L’intervento è scattato nelle prime ore della mattinata di ieri, dopo una segnalazione giunta alla sala operativa della Questura relativa alla presenza sospetta di un soggetto nei pressi del retro di una scuola primaria del centro cittadino.

Le pattuglie della Squadra Volante hanno rintracciato l’uomo poco distante, mentre si trovava nell’area antistante alcuni garage. Alla vista degli agenti, il soggetto avrebbe opposto resistenza al controllo tentando di colpire gli operatori, senza riuscirvi.

Sottoposto a perquisizione personale, è stato trovato in possesso di un coltellino multiuso e di una pinza, successivamente sequestrati in quanto ritenuti oggetti atti ad offendere.

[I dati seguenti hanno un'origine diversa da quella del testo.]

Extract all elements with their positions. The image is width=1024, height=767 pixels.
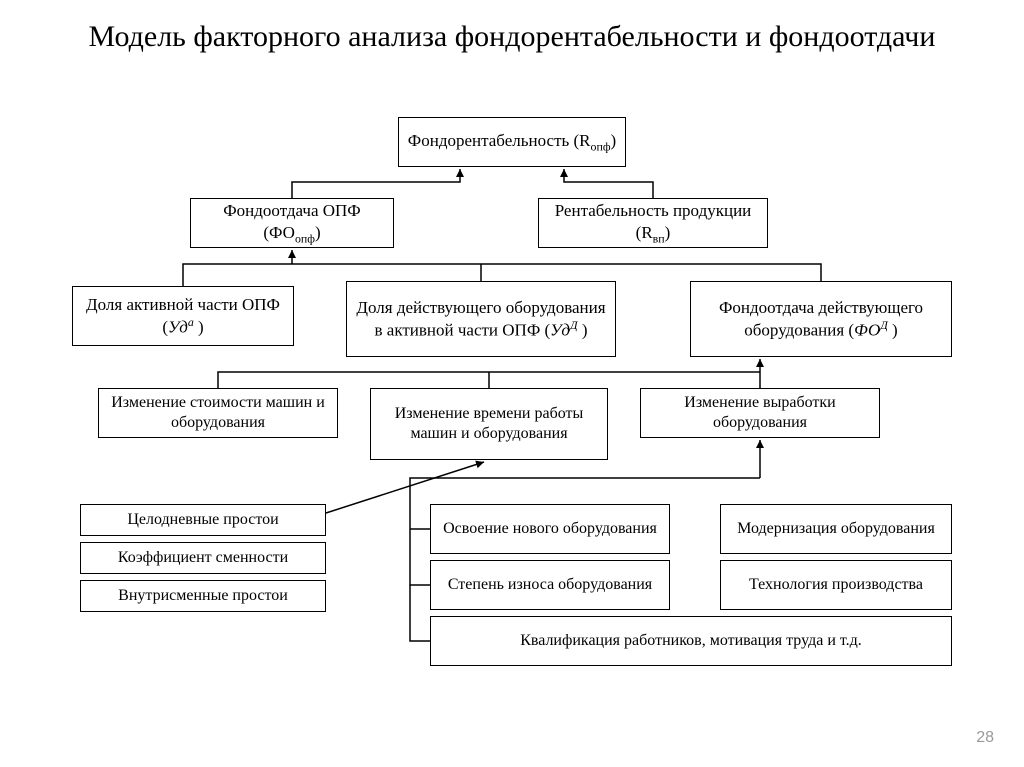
page-title: Модель факторного анализа фондорентабель…: [0, 18, 1024, 56]
node-n15: Степень износа оборудования: [430, 560, 670, 610]
node-n14: Модернизация оборудования: [720, 504, 952, 554]
node-n17: Квалификация работников, мотивация труда…: [430, 616, 952, 666]
node-n16: Технология производства: [720, 560, 952, 610]
node-n8: Изменение времени работы машин и оборудо…: [370, 388, 608, 460]
node-n13: Освоение нового оборудования: [430, 504, 670, 554]
node-n3: Рентабельность продукции (Rвп): [538, 198, 768, 248]
node-n12: Внутрисменные простои: [80, 580, 326, 612]
node-n1: Фондорентабельность (Rопф): [398, 117, 626, 167]
node-n7: Изменение стоимости машин и оборудования: [98, 388, 338, 438]
node-n5: Доля действующего оборудования в активно…: [346, 281, 616, 357]
node-n10: Целодневные простои: [80, 504, 326, 536]
node-n2: Фондоотдача ОПФ (ФОопф): [190, 198, 394, 248]
page-number: 28: [976, 729, 994, 747]
node-n9: Изменение выработки оборудования: [640, 388, 880, 438]
node-n6: Фондоотдача действующего оборудования (Ф…: [690, 281, 952, 357]
node-n4: Доля активной части ОПФ (Уда ): [72, 286, 294, 346]
node-n11: Коэффициент сменности: [80, 542, 326, 574]
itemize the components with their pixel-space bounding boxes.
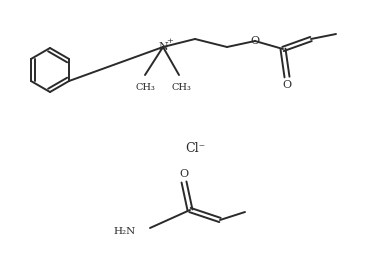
Text: O: O [179, 169, 189, 179]
Text: CH₃: CH₃ [171, 83, 191, 92]
Text: CH₃: CH₃ [135, 83, 155, 92]
Text: O: O [283, 80, 291, 90]
Text: N: N [158, 42, 168, 52]
Text: O: O [251, 36, 259, 46]
Text: H₂N: H₂N [114, 228, 136, 237]
Text: +: + [167, 37, 173, 45]
Text: Cl⁻: Cl⁻ [185, 142, 205, 154]
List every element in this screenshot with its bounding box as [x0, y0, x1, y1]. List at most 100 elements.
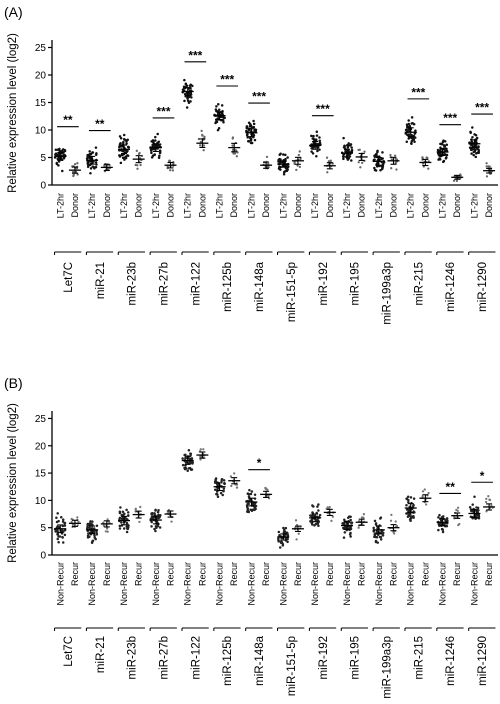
data-point	[326, 171, 329, 174]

Accompagnato negli uffici della Questura per l’identificazione, l’uomo è risultato già noto alle forze dell’ordine e destinatario di un Foglio di Via Obbligatorio con divieto di ritorno nel Comune di Bergamo, provvedimento che sarebbe stato violato.

Nel corso degli accertamenti è stata inoltre rinvenuta una modica quantità di cocaina, per la quale è stata elevata una sanzione amministrativa ai sensi dell’art. 75 del D.P.R. 309/90.

La posizione dell’uomo è ora al vaglio dell’Ufficio Immigrazione per l’adozione dei provvedimenti di competenza.